CREMASCO – INSEGUIMENTO E ARRESTO

Inseguiti e arrestati due dei tre componenti una gang probabilmente dedita ai furti. L'operazione dei Cc ha consentito il recupero di una Volvo V60 rubata sulla quale i malfattori avevano installato una ricetrasmittente sintonizzata sui canali della Forze dell'Ordine. L'auto era stata segnalata in settimana in occasione di furti in casa.

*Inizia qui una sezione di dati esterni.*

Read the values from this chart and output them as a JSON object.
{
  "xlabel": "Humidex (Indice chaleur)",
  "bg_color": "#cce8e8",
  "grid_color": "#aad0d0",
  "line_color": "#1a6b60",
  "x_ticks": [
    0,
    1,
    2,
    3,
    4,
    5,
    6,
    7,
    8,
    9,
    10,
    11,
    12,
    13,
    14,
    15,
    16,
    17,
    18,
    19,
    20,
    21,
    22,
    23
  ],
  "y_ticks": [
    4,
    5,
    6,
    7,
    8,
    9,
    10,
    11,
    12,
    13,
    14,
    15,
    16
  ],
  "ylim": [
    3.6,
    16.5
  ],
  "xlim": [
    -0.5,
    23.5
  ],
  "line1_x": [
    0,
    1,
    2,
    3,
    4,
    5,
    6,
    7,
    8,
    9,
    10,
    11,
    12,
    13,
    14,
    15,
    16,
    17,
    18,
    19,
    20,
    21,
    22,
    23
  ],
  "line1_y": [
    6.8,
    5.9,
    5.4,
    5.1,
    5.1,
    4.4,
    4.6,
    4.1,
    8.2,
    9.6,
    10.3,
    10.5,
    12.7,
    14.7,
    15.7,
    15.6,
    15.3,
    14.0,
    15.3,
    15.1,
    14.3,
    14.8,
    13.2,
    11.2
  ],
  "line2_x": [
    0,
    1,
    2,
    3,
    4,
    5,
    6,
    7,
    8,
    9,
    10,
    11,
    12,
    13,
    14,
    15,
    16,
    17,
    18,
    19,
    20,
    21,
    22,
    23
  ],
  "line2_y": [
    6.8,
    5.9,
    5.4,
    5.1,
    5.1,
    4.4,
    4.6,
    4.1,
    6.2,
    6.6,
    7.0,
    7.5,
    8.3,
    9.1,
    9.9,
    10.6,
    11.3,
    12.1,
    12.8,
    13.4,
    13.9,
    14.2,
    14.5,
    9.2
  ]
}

L'episodio risale al tardo pomeriggio di sabato quando “una pattuglia della stazione di Bagnolo Cremasco – spiega il maggiore dell'Arma Giancarlo Carraro – notava transitare a bassa velocità una Volvo V60 di colore scuro, veicolo già segnalato nei giorni scorsi sul territorio cremasco da alcuni cittadini rimasti vittime di furti in casa. Il conducente, accortosi del veicolo militare, accelerava tentando di dileguarsi imboccando la Paullese in direzione Milano”.
La manovra veniva segnalata alla centrale operativa che mandava rinforzi allertando gli altri equipaggi in servizio. Così in territorio di Pandino la Volvo veniva intercettata nuovamente e costretta a invertire il proprio senso di marcia. A Cà delle Moshce l'auto veniva nuovamente posta sotto inseguimento sino alle porte di Montodine dove la vettura restava imbottigliata nel traffico creato strategicamente dai Carabinieri che a valle dell'inseguimento avevano allestito un posto di blocco per rallentare il traffico. I tre individui che si trovavano a bordo decidevano di abbandonare il mezzo per cercare la fuga a piedi.>BR>
“Sul luogo venivano fatte convergere 7 pattuglie i cui carabinieri iniziavano una battuta di rastrellamento a piedi, per le vie del centro di Montodine, riuscendo ad intercettare e catturare, dopo poco, due dei tre malfattori. Si tratta di due albanesi poco più che 20enni accompagnati presso il Comando dei Carabinieri di Crema dove sono stati dichiarati in stato di fermo per la ricettazione del veicolo rubato e resistenza a Pubblico Ufficiale; al termine delle formalità di rito, associati in tarda notte alla carcere di Cremona”.
“Sul veicolo – continua Carraro – è stata rinvenuta una ricetrasmittente sintonizzata sui canali di lavoro delle Forze dell'Ordine che permetteva ai malviventi di conoscere in anticipo le comunicazioni che la centrale operativa dava alle pattuglie, nonché un flessibile e un grimaldello affilato, utilizzati probabilmente per sventrare le cassaforti delle abitazioni. I due fermati risultavano già deferiti per reati contro il patrimonio commessi in diverse province del nord Italia”.